Fort Worth, Texas — RadioShack issued a statement in response to reports that the chain is seeking a financial adviser to deal with its upcoming debts.
In the statement, RadioShack said, “We continue to have a strong balance sheet with total liquidity of $820 million at the end of the first quarter. Like many companies, we have discussions with investment banks from time to time to help us evaluate ways to further strengthen our balance sheet and manage it efficiently. That has been the sole focus of these discussions. As we noted on our last earnings call, we are focused on executing our turnaround and serving our customers.”
According to Reuters, trade publication Debtwire said the chain is seeking an adviser to help it navigate its looming debt amid falling sales. The report caused the chain’s stock to tumble.
David Strasser, an analyst for Janney Capital Markets, said in a research note that he doesn’t believe RadioShack is close to filing for bankruptcy.
“Our analysis shows that RadioShack has sufficient cash to get through the current year and well into next year, even with weak results, and still pay down the convert due in August of $216 million,” he said. “This allows them liquidity and time to begin to implement a new strategy, and provide some comfort to vendors and banks that it will work.”

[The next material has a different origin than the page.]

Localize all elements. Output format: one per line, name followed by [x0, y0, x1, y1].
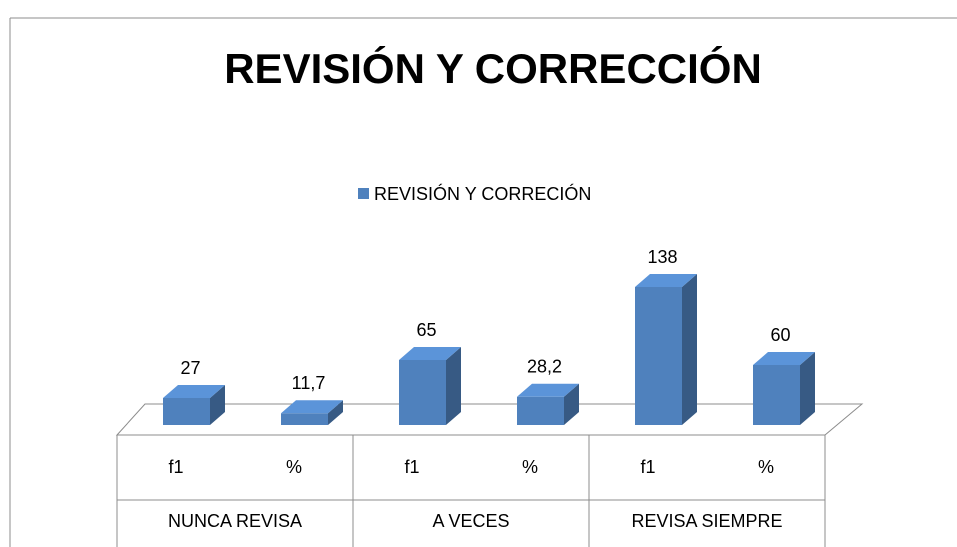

Strasser noted that the chain’s long-term strategy is still “challenging,” but he said he think the new executive team is solid.
RadioShack announced a new store format in April as part of a broad turnaround plan by CEO Joseph Magnacca.
Strasser praised the new format in his note, but said Janney is “taking a wait-and-see approach on the opportunities for long-term success. We do worry near-term trends are not good, and that the company has bloated inventory held over from Q1.”